张婉儿坐在窗前,看着手里的信,嘴角浮起一丝笑意。
她是张羽的第十五女,母亲是刘萱,外公是清河王刘忠。今年二十四岁,嫁给贾汀已经八年了。
贾汀是贾斯之子,贾斯乃是张羽最早的班底之一,现在是豫州刺史。贾汀如今掌管细作部,是张羽手下最年轻的部长之一。他聪明,能干,长得也俊,对她也很好。
她的日子,过得很舒心。
二姐的信,来得突然。
她打开信,细细读起来。
信上说的都是些家常话——问她身体好不好,贾汀对她好不好,生活习惯不习惯。又说自己在天子府邸,一切都好,就是想姐妹们。

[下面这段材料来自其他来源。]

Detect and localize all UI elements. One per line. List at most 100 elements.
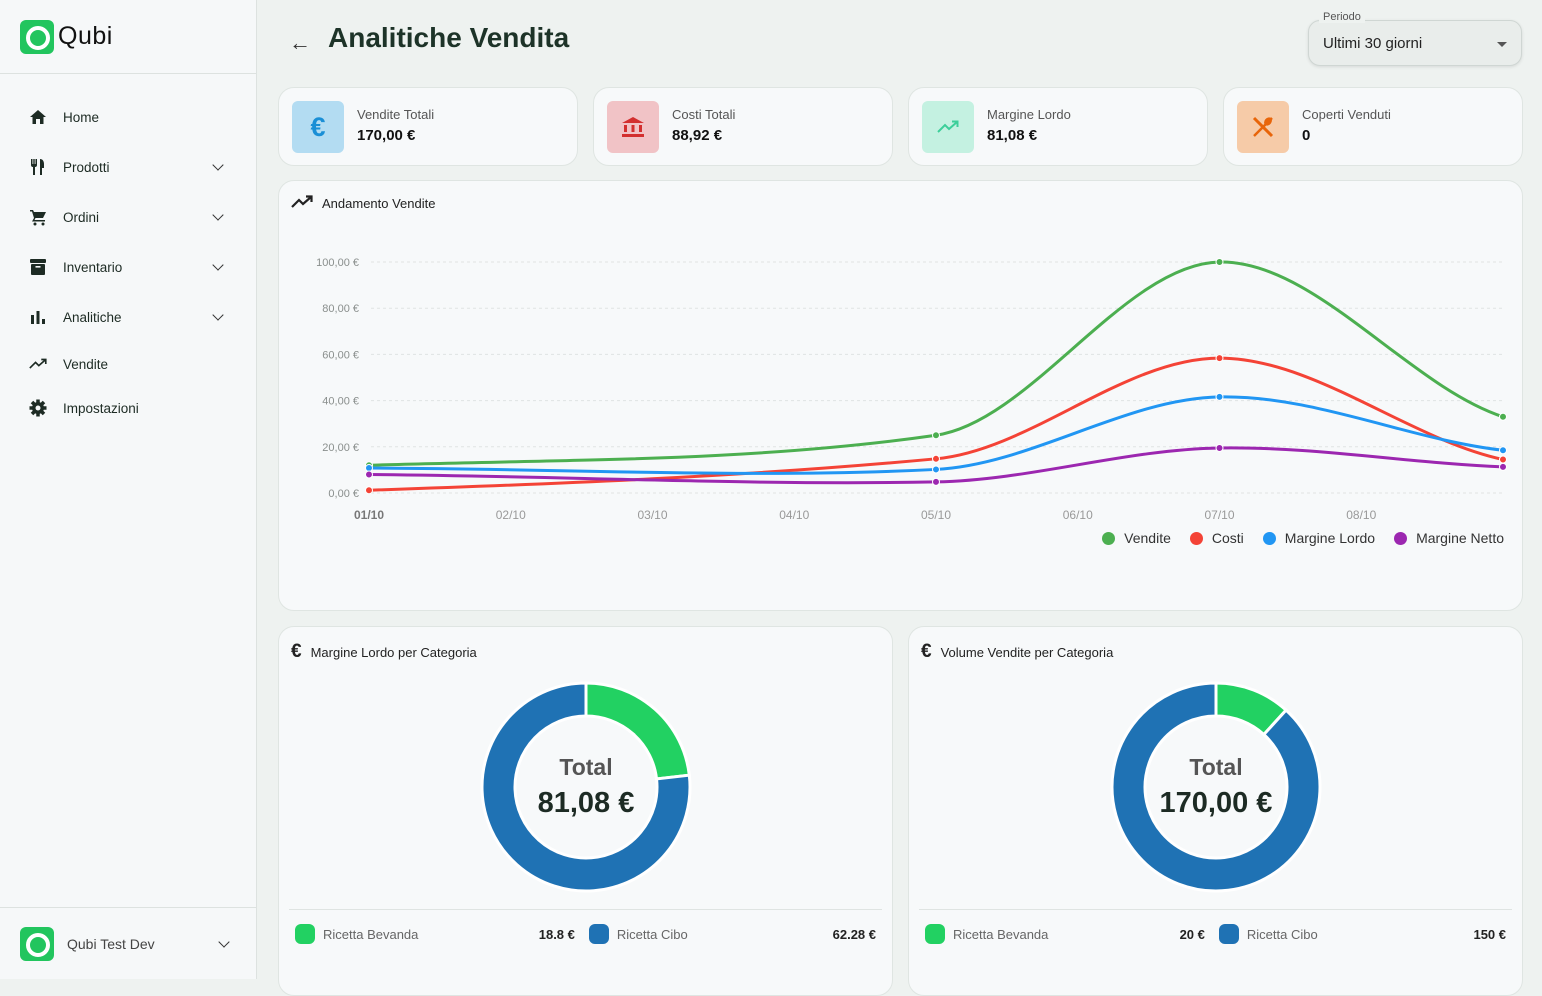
period-select[interactable]: Periodo Ultimi 30 giorni (1308, 11, 1522, 66)
legend-swatch (1218, 924, 1239, 944)
category-value: 62.28 € (832, 926, 876, 942)
series-line-margine-netto (368, 446, 1504, 485)
legend-item[interactable]: Margine Lordo (1262, 530, 1375, 546)
donut-slice-ricetta-cibo[interactable] (480, 681, 692, 893)
donut-chart (1110, 681, 1322, 893)
period-label: Periodo (1319, 11, 1365, 23)
total-label: Total (1189, 754, 1243, 780)
x-tick-label: 01/10 (354, 508, 384, 522)
data-point[interactable] (1215, 392, 1224, 401)
series-line-costi (368, 356, 1504, 492)
chart-title: Volume Vendite per Categoria (940, 644, 1114, 660)
legend-dot (1262, 532, 1276, 545)
back-arrow-icon[interactable]: ← (289, 30, 311, 55)
legend-label: Margine Netto (1416, 530, 1504, 546)
sidebar-item-vendite[interactable]: Vendite (0, 342, 256, 386)
sidebar-nav: Home Prodotti Ordini Inventario Analitiche Ve… (0, 74, 256, 430)
category-name: Ricetta Cibo (1246, 926, 1318, 942)
euro-icon: € (292, 101, 344, 153)
y-tick-label: 40,00 € (322, 396, 359, 408)
sidebar-item-home[interactable]: Home (0, 92, 256, 142)
x-tick-label: 07/10 (1204, 508, 1234, 522)
legend-swatch (925, 924, 945, 944)
chart-title: Andamento Vendite (322, 196, 436, 211)
euro-icon: € (291, 641, 302, 662)
trending-up-icon (291, 195, 313, 212)
data-point[interactable] (1499, 455, 1507, 464)
category-value: 150 € (1473, 926, 1507, 942)
data-point[interactable] (365, 464, 373, 473)
x-tick-label: 03/10 (637, 508, 667, 522)
x-tick-label: 02/10 (496, 508, 526, 522)
category-value: 18.8 € (538, 926, 575, 942)
chevron-down-icon[interactable] (212, 209, 224, 221)
sidebar-item-inventario[interactable]: Inventario (0, 242, 256, 292)
main-content: ← Analitiche Vendita Periodo Ultimi 30 g… (257, 0, 1542, 979)
user-name: Qubi Test Dev (67, 935, 155, 952)
page-title: Analitiche Vendita (328, 22, 570, 53)
legend-label: Vendite (1124, 530, 1171, 546)
total-value: 81,08 € (537, 787, 635, 819)
category-name: Ricetta Bevanda (953, 926, 1049, 942)
dropdown-arrow-icon (1497, 42, 1507, 47)
sidebar-item-label: Inventario (63, 259, 123, 275)
line-chart: 0,00 € 20,00 € 40,00 € 60,00 € 80,00 € 100,00… (316, 257, 1507, 522)
series-line-margine-lordo (368, 395, 1504, 475)
x-tick-label: 04/10 (779, 508, 809, 522)
stat-card-margine-lordo: Margine Lordo 81,08 € (908, 87, 1208, 166)
data-point[interactable] (365, 486, 373, 495)
sidebar-item-analitiche[interactable]: Analitiche (0, 292, 256, 342)
legend-dot (1189, 532, 1203, 545)
sales-trend-card: Andamento Vendite 0,00 € 20,00 € 40,00 € 60… (278, 180, 1523, 611)
legend-item[interactable]: Costi (1189, 530, 1244, 546)
archive-icon (28, 257, 48, 277)
sidebar-item-label: Impostazioni (63, 400, 139, 416)
home-icon (28, 107, 48, 127)
qubi-logo-icon (20, 19, 54, 54)
data-point[interactable] (365, 470, 373, 479)
user-menu[interactable]: Qubi Test Dev (0, 907, 256, 979)
stat-card-coperti-venduti: Coperti Venduti 0 (1223, 87, 1523, 166)
period-value: Ultimi 30 giorni (1323, 35, 1423, 52)
data-point[interactable] (1215, 258, 1224, 266)
cart-icon (28, 207, 48, 227)
sidebar-item-label: Ordini (63, 209, 100, 225)
legend-swatch (588, 924, 609, 944)
chevron-down-icon[interactable] (212, 259, 224, 271)
bank-icon (607, 101, 659, 153)
chevron-down-icon[interactable] (212, 309, 224, 321)
data-point[interactable] (1215, 443, 1224, 452)
legend-label: Costi (1211, 530, 1244, 546)
sidebar: Qubi Home Prodotti Ordini Inventario Analiti… (0, 0, 257, 979)
total-label: Total (559, 754, 613, 780)
data-point[interactable] (1499, 412, 1507, 421)
stat-card-vendite-totali: € Vendite Totali 170,00 € (278, 87, 578, 166)
y-tick-label: 100,00 € (316, 257, 359, 269)
data-point[interactable] (932, 454, 940, 463)
data-point[interactable] (932, 477, 940, 486)
data-point[interactable] (932, 465, 940, 474)
y-tick-label: 20,00 € (322, 442, 359, 454)
data-point[interactable] (1499, 462, 1507, 471)
data-point[interactable] (1215, 354, 1224, 363)
data-point[interactable] (932, 431, 940, 440)
sidebar-item-impostazioni[interactable]: Impostazioni (0, 386, 256, 430)
x-tick-label: 06/10 (1063, 508, 1093, 522)
euro-icon: € (921, 641, 932, 662)
stat-value: 88,92 € (672, 127, 723, 144)
sidebar-item-ordini[interactable]: Ordini (0, 192, 256, 242)
sidebar-item-prodotti[interactable]: Prodotti (0, 142, 256, 192)
donut-slice-ricetta-cibo[interactable] (1110, 681, 1322, 893)
category-name: Ricetta Cibo (616, 926, 688, 942)
sales-volume-category-card: € Volume Vendite per Categoria Total 170,0… (908, 626, 1523, 996)
user-avatar (20, 926, 54, 961)
chevron-down-icon[interactable] (212, 159, 224, 171)
legend-item[interactable]: Margine Netto (1394, 530, 1504, 546)
gear-icon (28, 398, 48, 418)
legend-item[interactable]: Vendite (1102, 530, 1171, 546)
data-point[interactable] (1499, 446, 1507, 455)
logo[interactable]: Qubi (0, 0, 256, 74)
chart-legend: Vendite Costi Margine Lordo Margine Netto (1102, 530, 1504, 546)
x-tick-label: 08/10 (1346, 508, 1376, 522)
donut-chart (480, 681, 692, 893)
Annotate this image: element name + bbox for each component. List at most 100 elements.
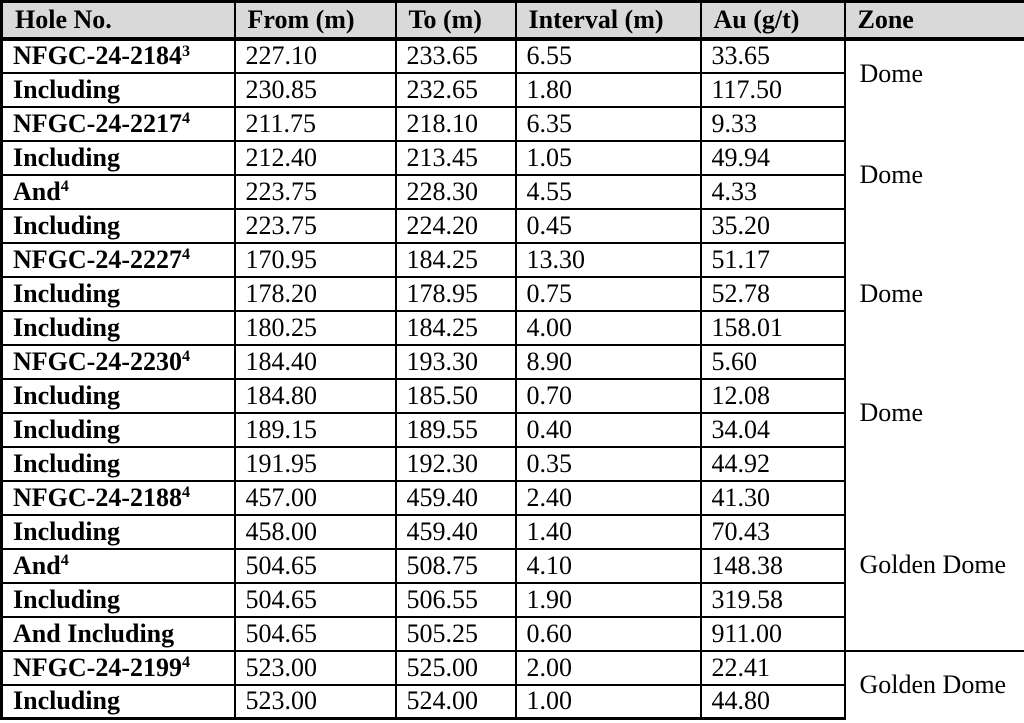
zone-cell: Dome xyxy=(843,38,1024,107)
hole-cell: NFGC-24-22174 xyxy=(0,105,236,142)
to-cell: 218.10 xyxy=(394,105,517,142)
from-cell: 191.95 xyxy=(233,445,397,482)
interval-cell: 0.35 xyxy=(514,445,702,482)
hole-label: NFGC-24-2199 xyxy=(13,652,182,682)
au-cell: 22.41 xyxy=(699,649,846,686)
from-cell: 184.40 xyxy=(233,343,397,380)
hole-label: Including xyxy=(13,142,120,172)
from-cell: 504.65 xyxy=(233,581,397,618)
from-cell: 184.80 xyxy=(233,377,397,414)
hole-sup-footnote: 4 xyxy=(181,348,191,366)
column-header-from: From (m) xyxy=(234,1,397,41)
interval-cell: 1.00 xyxy=(514,683,702,720)
from-cell: 211.75 xyxy=(233,105,397,142)
table-row: NFGC-24-22274 170.95 184.25 13.30 51.17 … xyxy=(0,241,1024,345)
interval-cell: 2.00 xyxy=(514,649,702,686)
table-row: NFGC-24-21884 457.00 459.40 2.40 41.30 G… xyxy=(0,479,1024,652)
table-row: Including 504.65 506.55 1.90 319.58 xyxy=(0,581,1024,618)
hole-sup-footnote: 4 xyxy=(60,178,69,196)
from-cell: 523.00 xyxy=(233,683,397,720)
hole-label: Including xyxy=(13,686,120,716)
hole-cell: NFGC-24-21994 xyxy=(0,649,236,686)
zone-cell: Dome xyxy=(843,106,1024,243)
from-cell: 230.85 xyxy=(233,71,397,108)
to-cell: 184.25 xyxy=(394,241,517,278)
interval-cell: 0.60 xyxy=(514,615,702,652)
hole-sup-footnote: 4 xyxy=(181,484,191,502)
hole-label: NFGC-24-2230 xyxy=(13,346,182,376)
zone-cell: Dome xyxy=(843,242,1024,345)
au-cell: 52.78 xyxy=(699,275,846,312)
au-cell: 44.92 xyxy=(699,445,846,482)
from-cell: 223.75 xyxy=(233,173,397,210)
to-cell: 505.25 xyxy=(394,615,517,652)
to-cell: 213.45 xyxy=(394,139,517,176)
au-cell: 117.50 xyxy=(699,71,846,108)
interval-cell: 2.40 xyxy=(514,479,702,516)
interval-cell: 4.55 xyxy=(514,173,702,210)
to-cell: 233.65 xyxy=(394,37,517,74)
au-cell: 33.65 xyxy=(699,37,846,74)
zone-cell: Golden Dome xyxy=(843,480,1024,652)
au-cell: 41.30 xyxy=(699,479,846,516)
from-cell: 170.95 xyxy=(233,241,397,278)
hole-label: Including xyxy=(13,516,120,546)
table-row: Including 184.80 185.50 0.70 12.08 xyxy=(0,377,1024,414)
to-cell: 459.40 xyxy=(394,513,517,550)
table-row: Including 523.00 524.00 1.00 44.80 xyxy=(0,683,1024,720)
table-row: Including 180.25 184.25 4.00 158.01 xyxy=(0,309,1024,346)
interval-cell: 4.10 xyxy=(514,547,702,584)
hole-cell: Including xyxy=(0,445,236,482)
from-cell: 457.00 xyxy=(233,479,397,516)
from-cell: 504.65 xyxy=(233,615,397,652)
hole-label: And Including xyxy=(13,618,175,648)
au-cell: 12.08 xyxy=(699,377,846,414)
interval-cell: 0.70 xyxy=(514,377,702,414)
hole-cell: And4 xyxy=(0,173,236,210)
to-cell: 459.40 xyxy=(394,479,517,516)
interval-cell: 1.40 xyxy=(514,513,702,550)
hole-cell: NFGC-24-21843 xyxy=(0,37,236,74)
hole-cell: Including xyxy=(0,275,236,312)
interval-cell: 6.35 xyxy=(514,105,702,142)
hole-sup-footnote: 3 xyxy=(181,42,191,60)
table-row: Including 191.95 192.30 0.35 44.92 xyxy=(0,445,1024,482)
hole-label: Including xyxy=(13,584,120,614)
hole-cell: Including xyxy=(0,513,236,550)
au-cell: 319.58 xyxy=(699,581,846,618)
hole-cell: Including xyxy=(0,139,236,176)
hole-label: Including xyxy=(13,278,120,308)
interval-cell: 6.55 xyxy=(514,37,702,74)
table-row: And Including 504.65 505.25 0.60 911.00 xyxy=(0,615,1024,652)
hole-label: And xyxy=(13,550,61,580)
to-cell: 506.55 xyxy=(394,581,517,618)
au-cell: 35.20 xyxy=(699,207,846,244)
hole-sup-footnote: 4 xyxy=(181,110,191,128)
hole-cell: Including xyxy=(0,309,236,346)
table-row: And4 504.65 508.75 4.10 148.38 xyxy=(0,547,1024,584)
hole-label: Including xyxy=(13,312,120,342)
zone-cell: Dome xyxy=(843,344,1024,481)
interval-cell: 13.30 xyxy=(514,241,702,278)
hole-label: And xyxy=(13,176,61,206)
table-row: NFGC-24-21843 227.10 233.65 6.55 33.65 D… xyxy=(0,37,1024,107)
column-header-au: Au (g/t) xyxy=(700,1,846,41)
hole-cell: Including xyxy=(0,377,236,414)
hole-sup-footnote: 4 xyxy=(60,552,69,570)
to-cell: 189.55 xyxy=(394,411,517,448)
table-row: Including 212.40 213.45 1.05 49.94 xyxy=(0,139,1024,176)
hole-cell: And4 xyxy=(0,547,236,584)
hole-cell: NFGC-24-21884 xyxy=(0,479,236,516)
to-cell: 228.30 xyxy=(394,173,517,210)
au-cell: 911.00 xyxy=(699,615,846,652)
to-cell: 192.30 xyxy=(394,445,517,482)
to-cell: 508.75 xyxy=(394,547,517,584)
table-body: NFGC-24-21843 227.10 233.65 6.55 33.65 D… xyxy=(0,37,1024,720)
interval-cell: 8.90 xyxy=(514,343,702,380)
table-row: Including 458.00 459.40 1.40 70.43 xyxy=(0,513,1024,550)
hole-label: Including xyxy=(13,448,120,478)
hole-label: NFGC-24-2184 xyxy=(13,41,182,70)
hole-label: NFGC-24-2217 xyxy=(13,108,182,138)
hole-label: Including xyxy=(13,414,120,444)
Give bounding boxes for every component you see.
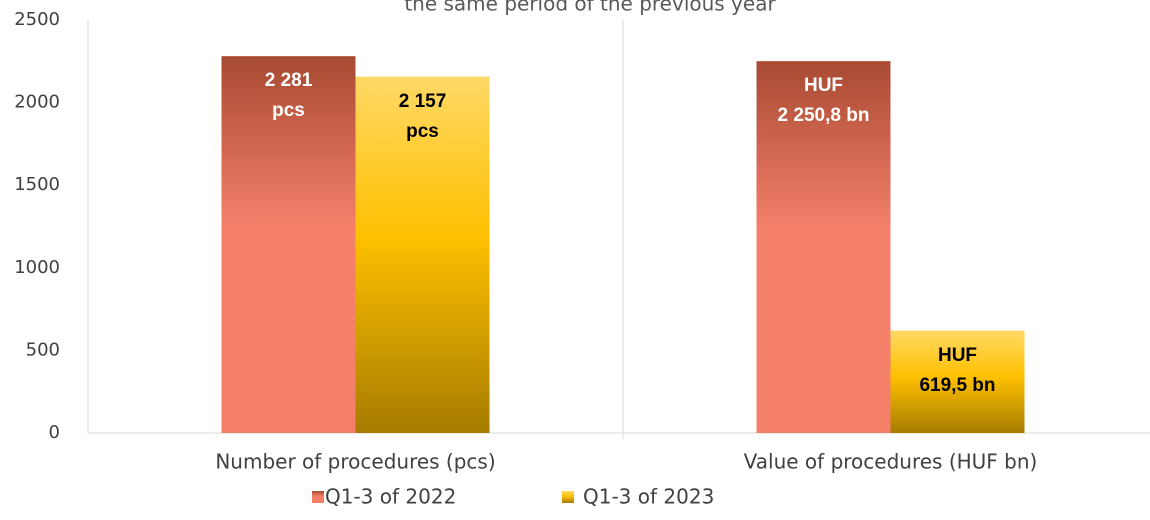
y-tick-label: 2500 <box>14 9 60 30</box>
legend-marker <box>562 491 574 503</box>
chart-title: the same period of the previous year <box>404 0 776 16</box>
legend-label: Q1-3 of 2022 <box>325 485 456 509</box>
y-tick-label: 500 <box>26 339 60 360</box>
bar <box>890 330 1025 433</box>
data-label: 2 281 pcs <box>264 70 313 122</box>
data-label: HUF 2 250,8 bn <box>777 75 870 127</box>
bar <box>756 61 891 433</box>
legend-label: Q1-3 of 2023 <box>583 485 714 509</box>
bar <box>355 76 490 433</box>
legend-marker <box>312 491 324 503</box>
y-tick-label: 1000 <box>14 257 60 278</box>
x-tick-label: Value of procedures (HUF bn) <box>744 450 1038 474</box>
x-tick-label: Number of procedures (pcs) <box>215 450 495 474</box>
y-tick-label: 0 <box>49 422 60 443</box>
data-label: HUF 619,5 bn <box>919 344 996 396</box>
y-tick-label: 2000 <box>14 92 60 113</box>
y-tick-label: 1500 <box>14 174 60 195</box>
bar <box>221 56 356 433</box>
data-label: 2 157 pcs <box>398 90 447 142</box>
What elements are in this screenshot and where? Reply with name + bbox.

信的末尾,张苒写道:“十五妹,你嫁的是贾汀,是细作部的部长。姐姐有些事,想请教你。下次写信,多跟姐姐说说。”
张婉儿看着这几行字,心里微微一沉。
二姐这话,是什么意思?
她想了想,没想明白。
可她隐隐觉得,有些不对劲。
她把信收好,起身走到门口。
门外,丫鬟正在扫地。
“夫人,有什么吩咐?”
张婉儿摇摇头。
“没事。你去忙吧。”
她关上门,回到窗前,又看了一遍信。
然后,她把信收进匣子里,锁好。
晚上,贾汀回来了。
他走进屋,看见张婉儿正坐在灯下发呆。
“婉儿,怎么了?”
张婉儿回过神,摇摇头。
“没事。二姐来信了。”
贾汀的手微微一顿,然后恢复正常。
“哦?说什么了?”
张婉儿轻声道:“都是些家常话。没什么特别的。”
贾汀点点头,没再问。
可他的心里,却暗暗记下了这件事。
第二天,他把这件事报告给了卤米。
不是因为他不信任张婉儿,是因为他知道,细作部的一切,都逃不过大王的耳目。
与其等大王来问,不如自己先说。
巨鹿王府,后厅。
卤米跪在张羽面前,手里捧着一叠信件的抄本。
“大王,这是张苒写给各姐妹的信件内容。臣已经全部抄录下来,请大王过目。”
张羽接过来,一张一张地看。
看得很慢,很仔细。
卤米跪在地上,不敢出声。
良久,张羽把信放下,嘴角浮起一丝笑意。
“家长里短。都是家长里短。”
卤米点点头。
“是。臣也仔细看过,确实都是些寻常话。问候身体,说说近况,没什么特别的。”
张羽笑了笑。
“她当然不会写特别的。她要是写了,就不是我女儿了。”
卤米愣了一下,没敢接话。
张羽站起身,走到窗前。
“卤米,你说,她为什么要给这些姐妹写信?”
卤米想了想,道:“臣以为,是联络感情。毕竟姐妹之间,写信问候,也是常事。”
张羽点点头。
“对。是常事。可你有没有想过,她以前,给这些姐妹写过信吗?”
卤米愣住了。
他回想了一下,摇摇头。
“回大王,没有。张苒以前,几乎不和姐妹通信。”
张羽转过身,看着他。
“那她现在为什么突然开始写信了?”
卤米张了张嘴,说不出话来。
张羽走到他面前,低头看着他。
“卤米,你要记住一件事——我女儿,不是傻子。她不会蠢到在信里写那些不该写的东西。她现在做的,只是铺垫。只是让那些姐妹习惯她的来信。只是让她们觉得,二姐变了,二姐变温柔了,二姐变热情了,二姐可以信赖了。”
“等到时机成熟,她才会露出真正的目的。”
卤米听得后背发凉。
“大王,您的意思是……”
张羽摆摆手。
“你不用管她是什么意思。你只要做一件事——盯着。盯着她写给谁,盯着谁回信给她,盯着那些回信里有没有什么异常。明白吗?”
卤米叩头道:“臣明白。”
张羽点点头。
“去吧。”
卤米站起身,退了出去。
张羽站在窗前,看着窗外的夜色,久久没有动。
女儿啊女儿,你以为你藏得很好。
可你是我的女儿。
你的心思,我怎么会不知道?
你恨我,你想报复我。
可你太年轻了。
你不知道,这世上,有些事,不是你恨就能解决的。